Monday, September 12, 2016

Toys for Targeting Language with "Late Talkers"

I have multiple 2-3 year olds on my caseload right now that are "late talkers."  These sessions have challenged me to think about the toys I'm using and what my goals with those toys are.

One of my all time favorites is bubbles. Children are amazed with bubbles and love to run around and pop them. I'll blow the bubbles and use words such as, "Oh wow!" or "Look!"  This allows me to target joint attention. While they're popping, I try to incorporate language such as pop, blow, bubbles, and more. I wait for them to initiate in some way or tell me more. If they want to take a turn blowing, I incorporate the language for "my turn."

Balls are another hit with my clients. Our clinic has balls of all sizes around--big exercise balls down to tennis balls.  We play catch, fetch, bowling, baseball, and hockey. With these activities, I target up, down, go, more, my turn, hit, get, pick up, there, and your turn, among others.  We do similar activities with balloons as well.

In my speech room, we also have a rug with roads and train tracks where my clients for use with cars and trains.  For trains, I tend to use "woo woo" instead of "choo choo" because /w/ is easier and an earlier developing sound than CH. We target go, more, want, stop, bump, car, and train, among others.

When it's nice outside, my clients love to use chalk to draw on the sidewalk. When it's not nice outside, we draw on the trampoline instead. We target more, my turn, line, names of shapes, colors, do, and draw, among others.  The same concepts are targeted with crayons or markers.

My clients always love blocks, either wooden or Duplo.  We especially like to build up big towers and then knock them over. We target up, down, big, tall, more, block, my turn, your turn, and go, among others. We also target colors, if the blocks are colored.

Mr. Potato Heads are also a big hit with my clients.  They love making silly faces and then changing them to something else!  We even have princess and puppy ones now!  I like to target vocabulary as well as following directions. We talk about body parts, my turn, your turn, on, off, top, side, build, more, and please, among others.

One of my clients' favorites recently has been the kitchen set.  They love to play with the food, feed me, feed the baby doll, and create different recipes.  Vocabulary targeted includes eat, cook, in, on, put in, make, more, please, and food, among others.
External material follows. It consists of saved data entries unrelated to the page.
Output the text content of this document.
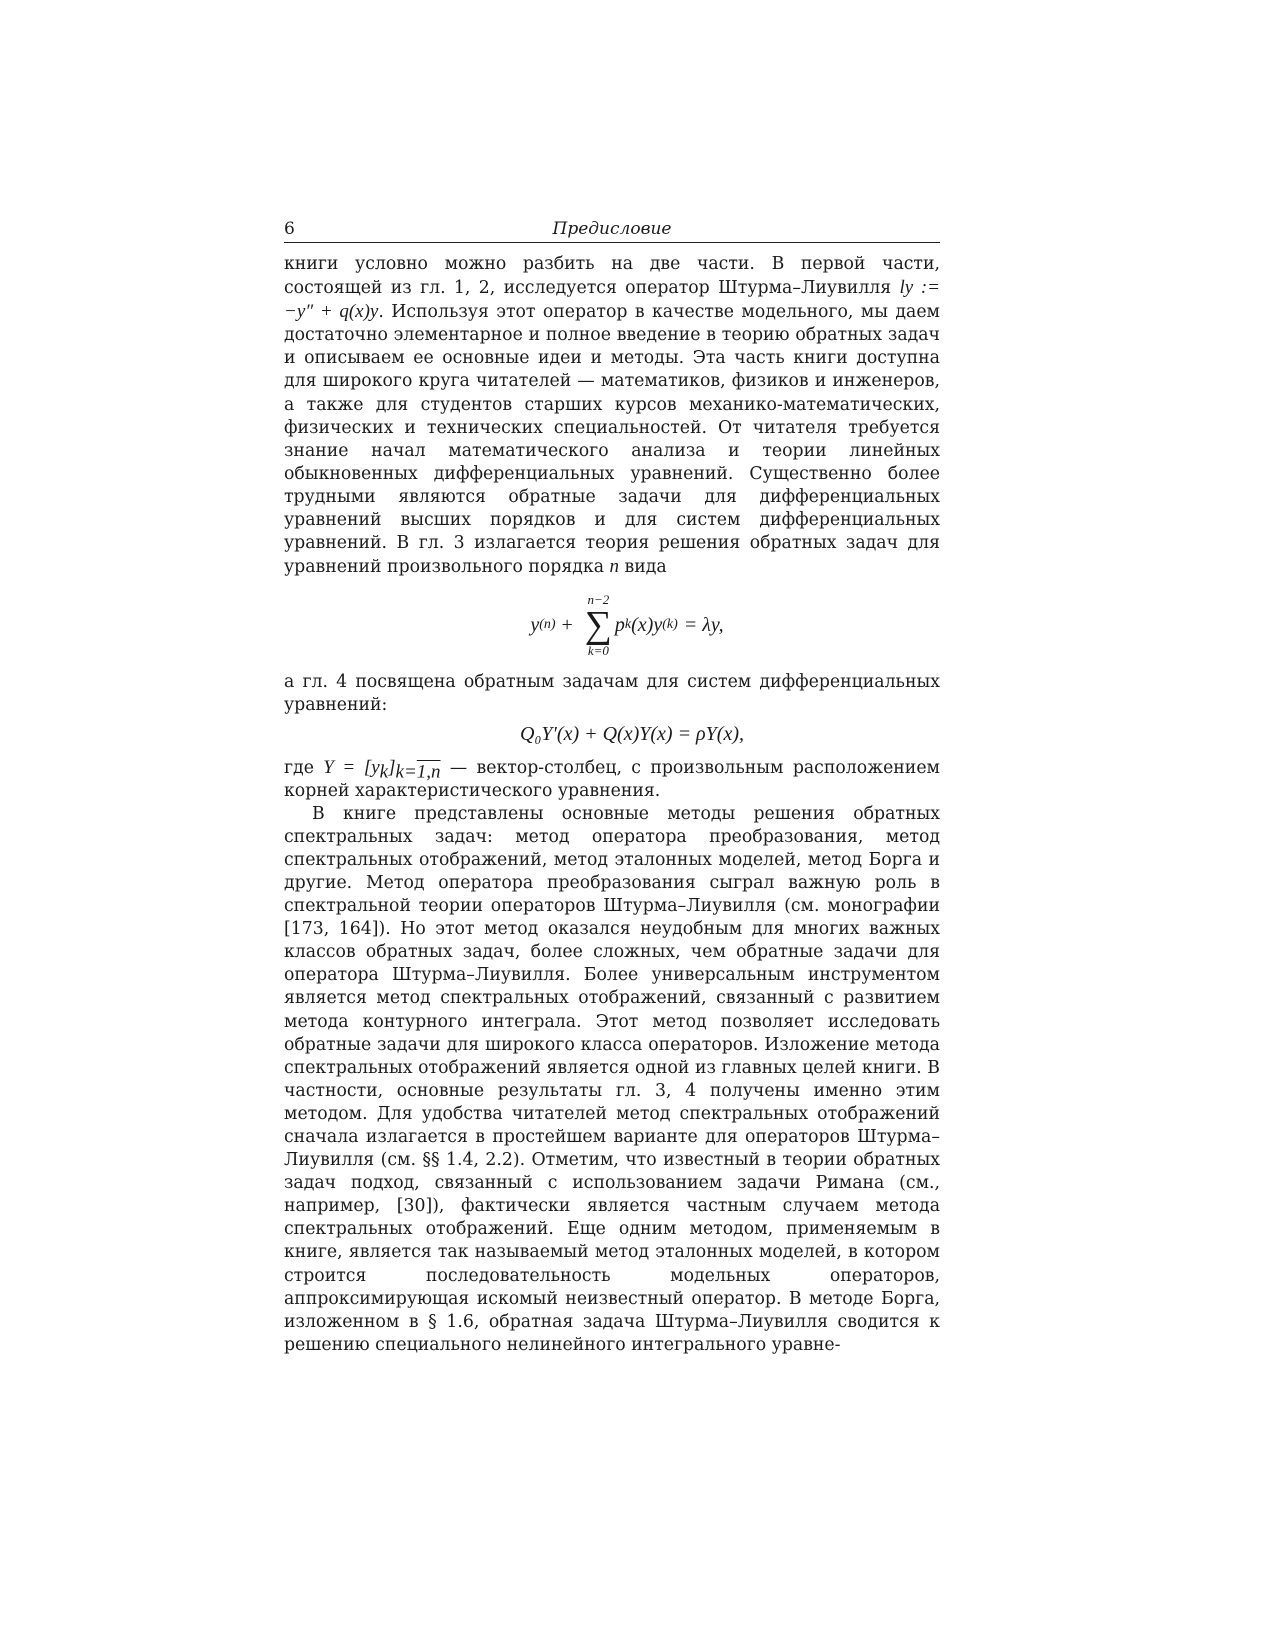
6	Предисловие

книги условно можно разбить на две части. В первой части, состоящей из гл. 1, 2, исследуется оператор Штурма–Лиувилля ly := −y″ + q(x)y. Используя этот оператор в качестве модельного, мы даем достаточно элементарное и полное введение в теорию обратных задач и описываем ее основные идеи и методы. Эта часть книги доступна для широкого круга читателей — математиков, физиков и инженеров, а также для студентов старших курсов механико-математических, физических и технических специальностей. От читателя требуется знание начал математического анализа и теории линейных обыкновенных дифференциальных уравнений. Существенно более трудными являются обратные задачи для дифференциальных уравнений высших порядков и для систем дифференциальных уравнений. В гл. 3 излагается теория решения обратных задач для уравнений произвольного порядка n вида

y (n) +
n−2
∑
k=0
p k (x)y (k) = λy,

а гл. 4 посвящена обратным задачам для систем дифференциальных уравнений:

Q₀Y′(x) + Q(x)Y(x) = ρY(x),

где $Y = [y_k]_{k=1,n}$ — вектор-столбец, с произвольным расположением корней характеристического уравнения.

В книге представлены основные методы решения обратных спектральных задач: метод оператора преобразования, метод спектральных отображений, метод эталонных моделей, метод Борга и другие. Метод оператора преобразования сыграл важную роль в спектральной теории операторов Штурма–Лиувилля (см. монографии [173, 164]). Но этот метод оказался неудобным для многих важных классов обратных задач, более сложных, чем обратные задачи для оператора Штурма–Лиувилля. Более универсальным инструментом является метод спектральных отображений, связанный с развитием метода контурного интеграла. Этот метод позволяет исследовать обратные задачи для широкого класса операторов. Изложение метода спектральных отображений является одной из главных целей книги. В частности, основные результаты гл. 3, 4 получены именно этим методом. Для удобства читателей метод спектральных отображений сначала излагается в простейшем варианте для операторов Штурма–Лиувилля (см. §§ 1.4, 2.2). Отметим, что известный в теории обратных задач подход, связанный с использованием задачи Римана (см., например, [30]), фактически является частным случаем метода спектральных отображений. Еще одним методом, применяемым в книге, является так называемый метод эталонных моделей, в котором строится последовательность модельных операторов, аппроксимирующая искомый неизвестный оператор. В методе Борга, изложенном в § 1.6, обратная задача Штурма–Лиувилля сводится к решению специального нелинейного интегрального уравне-
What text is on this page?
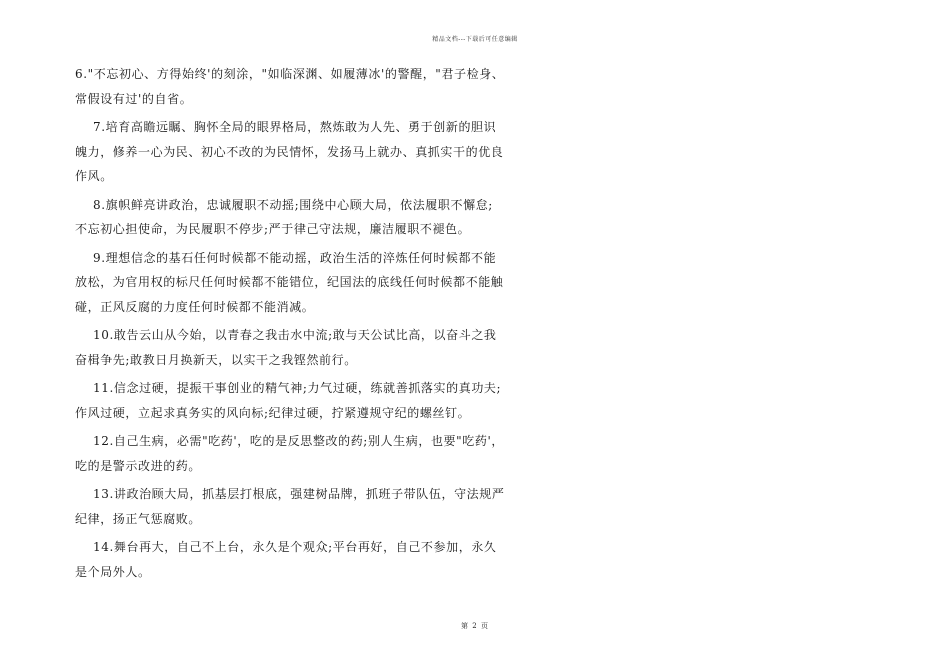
精品文档---下载后可任意编辑
6."不忘初心、方得始终'的刻涂，"如临深渊、如履薄冰'的警醒，"君子检身、
常假设有过'的自省。
7.培育高瞻远瞩、胸怀全局的眼界格局，熬炼敢为人先、勇于创新的胆识
魄力，修养一心为民、初心不改的为民情怀，发扬马上就办、真抓实干的优良
作风。
8.旗帜鲜亮讲政治，忠诚履职不动摇;围绕中心顾大局，依法履职不懈怠;
不忘初心担使命，为民履职不停步;严于律己守法规，廉洁履职不褪色。
9.理想信念的基石任何时候都不能动摇，政治生活的淬炼任何时候都不能
放松，为官用权的标尺任何时候都不能错位，纪国法的底线任何时候都不能触
碰，正风反腐的力度任何时候都不能消减。
10.敢告云山从今始，以青春之我击水中流;敢与天公试比高，以奋斗之我
奋楫争先;敢教日月换新天，以实干之我铿然前行。
11.信念过硬，提振干事创业的精气神;力气过硬，练就善抓落实的真功夫;
作风过硬，立起求真务实的风向标;纪律过硬，拧紧遵规守纪的螺丝钉。
12.自己生病，必需"吃药'，吃的是反思整改的药;别人生病，也要"吃药'，
吃的是警示改进的药。
13.讲政治顾大局，抓基层打根底，强建树品牌，抓班子带队伍，守法规严
纪律，扬正气惩腐败。
14.舞台再大，自己不上台，永久是个观众;平台再好，自己不参加，永久
是个局外人。
第 2 页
We have a bin full of animals in my speech room as well. This bin houses zoo, farm, and ocean animals. We have fun labeling the animals and making their sounds.

We have been loving PlayDoh recently as well.  We make a lot of our own PlayDoh at the clinic, but we also buy the cans.  We make various items out of the PlayDoh. One of our favorite activities is making cookie, putting them on a cookie sheet, and then delivering them to peers, other therapists, and office staff members.

I am very big into literature-based intervention and love all sorts of children's books.  I love Brown Bear Brown Bear and other books by Eric Carle. I also love The Big Book of Exclamations, My Truck is Stuck, and so many more!

What are your favorite toys to target language in "late talkers?"